I suppose the best way to endear The Limousine to anyone who wanders onto this page is the story in which I wrote it. Generally my stories are ones that bounce around in my head for a long time until I figured out a way to execute it. Sometimes it takes years. Sometimes it takes a few months. The Limousine was different.

I was watching a slasher flick with a friend, See No Evil 2, Starring WWE’s Kane, now Mayor of Knox County, Tennessee (it’s a fun, stupid B movie). And for some reason during the film, I kept thinking about how great of an idea of a movie that was about people held hostage the back of a limousine by someone like Jigsaw. And I imagined the limousine being full of like buzzsaws and various traps and other ridiculous, funny stuff. I figured it would be easy. But as happens with ideas, the kernel idea evolved into something I didn’t see coming. It was only a few days later I literally set pen to paper.

I wrote the entire first draft of The Limousine by hand. It took me 23 days. I estimate that first draft to be about 50,000 words. I’m what they call a "pantser" meaning I don’t plot or do any real planning before I write. I had no idea who was going to be in this limousine or why, or who the driver was or what his motivations were. I found myself fascinated by these characters who could be contemptuous in one part and sympathetic in the next. I found myself feeling bad for characters I thought were horrible people and discovered evil hidden in others. When I finished that first draft, I read it the next day. Instead of taking a break as I normally do between drafts and work on something else, I immediately rewrote the book on the laptop.
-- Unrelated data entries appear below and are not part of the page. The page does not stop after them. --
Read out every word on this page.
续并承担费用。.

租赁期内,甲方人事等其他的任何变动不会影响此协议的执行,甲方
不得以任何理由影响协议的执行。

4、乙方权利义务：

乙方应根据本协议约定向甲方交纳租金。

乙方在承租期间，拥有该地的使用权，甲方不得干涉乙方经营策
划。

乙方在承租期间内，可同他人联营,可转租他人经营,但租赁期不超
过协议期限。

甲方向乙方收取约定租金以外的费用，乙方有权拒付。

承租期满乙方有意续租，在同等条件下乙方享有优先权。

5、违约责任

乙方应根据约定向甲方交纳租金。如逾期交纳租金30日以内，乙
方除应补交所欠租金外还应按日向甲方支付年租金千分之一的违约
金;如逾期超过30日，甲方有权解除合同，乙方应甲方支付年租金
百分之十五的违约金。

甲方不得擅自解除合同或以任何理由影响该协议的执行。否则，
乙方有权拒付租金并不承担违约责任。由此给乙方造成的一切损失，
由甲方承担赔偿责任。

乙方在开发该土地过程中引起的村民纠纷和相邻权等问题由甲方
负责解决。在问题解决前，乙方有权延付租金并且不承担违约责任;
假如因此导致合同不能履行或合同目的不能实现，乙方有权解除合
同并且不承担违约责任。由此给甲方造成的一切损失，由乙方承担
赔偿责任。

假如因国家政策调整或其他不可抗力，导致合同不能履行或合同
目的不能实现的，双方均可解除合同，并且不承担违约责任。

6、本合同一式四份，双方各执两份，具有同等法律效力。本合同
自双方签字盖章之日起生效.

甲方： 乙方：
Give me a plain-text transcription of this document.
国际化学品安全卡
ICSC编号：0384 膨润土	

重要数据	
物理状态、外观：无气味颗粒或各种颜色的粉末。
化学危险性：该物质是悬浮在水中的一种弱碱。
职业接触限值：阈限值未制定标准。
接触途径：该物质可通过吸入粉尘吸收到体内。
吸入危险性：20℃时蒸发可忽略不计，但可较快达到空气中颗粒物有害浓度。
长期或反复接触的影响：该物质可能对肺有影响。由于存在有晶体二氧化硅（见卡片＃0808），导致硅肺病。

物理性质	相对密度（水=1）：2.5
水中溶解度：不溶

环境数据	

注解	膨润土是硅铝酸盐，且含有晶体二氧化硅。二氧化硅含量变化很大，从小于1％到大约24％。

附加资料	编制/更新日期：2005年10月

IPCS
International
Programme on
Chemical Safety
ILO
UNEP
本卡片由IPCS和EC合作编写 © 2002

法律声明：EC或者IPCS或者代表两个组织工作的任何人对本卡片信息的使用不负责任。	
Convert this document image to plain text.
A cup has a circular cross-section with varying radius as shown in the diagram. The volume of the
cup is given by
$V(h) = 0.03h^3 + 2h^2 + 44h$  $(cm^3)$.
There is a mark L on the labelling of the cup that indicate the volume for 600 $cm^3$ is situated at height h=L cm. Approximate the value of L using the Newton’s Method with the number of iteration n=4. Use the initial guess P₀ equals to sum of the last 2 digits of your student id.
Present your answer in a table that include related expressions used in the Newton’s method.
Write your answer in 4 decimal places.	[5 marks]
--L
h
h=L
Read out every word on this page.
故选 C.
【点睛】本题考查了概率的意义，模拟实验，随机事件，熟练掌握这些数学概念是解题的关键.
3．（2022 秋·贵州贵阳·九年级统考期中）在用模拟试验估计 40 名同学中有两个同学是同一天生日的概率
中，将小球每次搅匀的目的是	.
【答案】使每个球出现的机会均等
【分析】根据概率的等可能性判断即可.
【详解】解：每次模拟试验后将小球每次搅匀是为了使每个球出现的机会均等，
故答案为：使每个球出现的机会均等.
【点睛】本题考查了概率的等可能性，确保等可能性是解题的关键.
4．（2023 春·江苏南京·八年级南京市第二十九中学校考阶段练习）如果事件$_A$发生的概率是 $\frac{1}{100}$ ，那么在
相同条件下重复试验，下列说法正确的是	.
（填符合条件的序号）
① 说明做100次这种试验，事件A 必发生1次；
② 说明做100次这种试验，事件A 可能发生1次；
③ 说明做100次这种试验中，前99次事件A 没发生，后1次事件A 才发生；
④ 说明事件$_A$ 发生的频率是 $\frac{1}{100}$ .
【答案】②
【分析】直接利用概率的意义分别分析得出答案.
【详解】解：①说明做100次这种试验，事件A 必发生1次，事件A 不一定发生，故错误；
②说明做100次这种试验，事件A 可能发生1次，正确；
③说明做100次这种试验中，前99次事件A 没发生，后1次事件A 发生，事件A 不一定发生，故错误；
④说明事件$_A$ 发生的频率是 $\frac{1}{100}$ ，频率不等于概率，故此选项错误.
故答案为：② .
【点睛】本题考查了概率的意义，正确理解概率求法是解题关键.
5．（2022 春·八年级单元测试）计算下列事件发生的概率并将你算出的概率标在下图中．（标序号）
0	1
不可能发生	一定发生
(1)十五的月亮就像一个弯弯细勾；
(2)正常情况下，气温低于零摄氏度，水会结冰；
It took me even less time to write the second draft, which came in at about 76,000 words, 20 days in total. The first time around I only got a glimmer of who these characters were, but this time I got a good full-view. I’d created quite an ensemble of onions that get peeled away page by page. They were beautiful and abhorrent, cultured and barbaric, weak and powerful. Of everything I’ve written, this was my favourite cast of characters, and being stuck in the limousine for the majority of the novel forced them to interact with each other without getting any space, which really let their personalities contrast.